Do UOL, em São Paulo

24/06/2020 04h00

Resumo da notícia

  • Pizzaiolo que sofreu agressões de PMs na zona norte de SP cede entrevista ao UOL
  • PMs ficaram com ele das 5h30 até 13h e obrigaram que ele corroborasse suas versões
  • Ele narra que, após as agressões, os PMs ameaçaram fazer chacina na comunidade
  • Amigos do jovem são abordados diariamente e dizem que os PMs querem encontrá-lo
  • Trabalhador desde os 13 anos, diz que patrões estão com medo e teme desemprego
  • Oito PMs estão presos; governo diz que "não há complacência com o erro e desvios"

Dez dias depois de ser submetido a agressões de policiais militares, que incluíram chutes, socos e até madeiradas, o pizzaiolo W.F.G., 27, caminha com muita dificuldade e apresenta escoriações por diversas partes do corpo: rosto, braços, mãos, costas e pernas. Além disso, relata ao UOL com tristeza, sofreu também ameaças psicológicas dos PMs antes, durante e depois das pancadas físicas.

Para ele, as agressões psicológicas foram ainda mais dolorosas do que as físicas. Todos os dias, amigos enviam mensagens a ele dizendo que estão sendo abordados por policiais militares fardados que perguntam sua localização. O medo dele é de que os PMs cumpram aquilo que prometeram, vestindo farda ou à paisana: fazer mal a seus familiares, amigos e pessoas que gravaram as agressões, incluindo, inclusive, uma chacina.

Eu fiquei com medo dos policiais [militares] porque eles estavam colocando pressão, falando isso e aquilo, falando que ia matar, que a moto preta ia passar na comunidade, fazer chacina, esses negócios, aí eu fiquei com medo."

Ele pediu que o UOL não o identificasse porque ele e as outras 17 vítimas dos policiais da região estão com medo da referência à "moto preta", referência a veículos sem identificação normalmente utilizados em ações violentas nas periferias da cidade, como, por exemplo, as de grupos de extermínio.

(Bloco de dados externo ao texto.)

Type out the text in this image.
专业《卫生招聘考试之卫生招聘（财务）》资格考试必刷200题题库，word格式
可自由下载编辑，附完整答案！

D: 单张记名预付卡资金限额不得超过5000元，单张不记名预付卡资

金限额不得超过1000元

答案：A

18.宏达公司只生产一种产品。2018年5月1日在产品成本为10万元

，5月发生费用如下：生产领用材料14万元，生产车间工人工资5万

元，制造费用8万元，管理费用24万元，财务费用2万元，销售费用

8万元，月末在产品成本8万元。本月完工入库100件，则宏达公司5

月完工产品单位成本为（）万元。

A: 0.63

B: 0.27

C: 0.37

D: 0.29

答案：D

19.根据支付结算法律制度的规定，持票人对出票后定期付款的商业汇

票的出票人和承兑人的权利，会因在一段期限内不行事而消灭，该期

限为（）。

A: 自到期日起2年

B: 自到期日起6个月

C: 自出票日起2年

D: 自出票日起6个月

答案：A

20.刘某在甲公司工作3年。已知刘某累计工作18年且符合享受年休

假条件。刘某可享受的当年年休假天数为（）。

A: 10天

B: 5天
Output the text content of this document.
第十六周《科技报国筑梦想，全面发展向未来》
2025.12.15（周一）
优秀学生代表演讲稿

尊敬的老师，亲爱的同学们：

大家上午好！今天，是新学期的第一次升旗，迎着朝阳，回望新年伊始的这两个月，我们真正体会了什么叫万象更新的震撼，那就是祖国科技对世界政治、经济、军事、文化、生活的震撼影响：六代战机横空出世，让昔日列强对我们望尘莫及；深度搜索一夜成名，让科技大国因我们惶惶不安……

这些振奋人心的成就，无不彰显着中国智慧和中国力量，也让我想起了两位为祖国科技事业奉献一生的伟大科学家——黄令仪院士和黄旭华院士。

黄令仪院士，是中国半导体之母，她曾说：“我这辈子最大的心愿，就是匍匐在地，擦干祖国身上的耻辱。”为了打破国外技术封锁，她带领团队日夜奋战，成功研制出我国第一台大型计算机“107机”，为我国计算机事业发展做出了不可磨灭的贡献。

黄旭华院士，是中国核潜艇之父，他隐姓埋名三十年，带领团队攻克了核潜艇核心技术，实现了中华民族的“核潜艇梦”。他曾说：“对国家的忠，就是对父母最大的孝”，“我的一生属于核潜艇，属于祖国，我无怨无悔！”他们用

13.jun.2020 - Jovem agredido por PMs no Jaçanã, zona norte de São Paulo - Reprodução - Reprodução
13.jun.2020 - Pizzaiolo agredido por policiais militares no Jaçanã, zona norte de São Paulo
Imagem: Reprodução

As agressões ocorreram por volta das 2h30 daquele domingo. Depois de os PMs terem ido embora, o jovem foi socorrido por um morador, que o recebeu dentro de casa, ofereceu-lhe água, toalha para limpar o rosto e uma nova camiseta.

Por volta das 5h30, ele decidiu ir até a casa da namorada. Na rua, observou muitos policiais militares rondando a região, incluindo os mesmos que haviam cometido as agressões horas antes.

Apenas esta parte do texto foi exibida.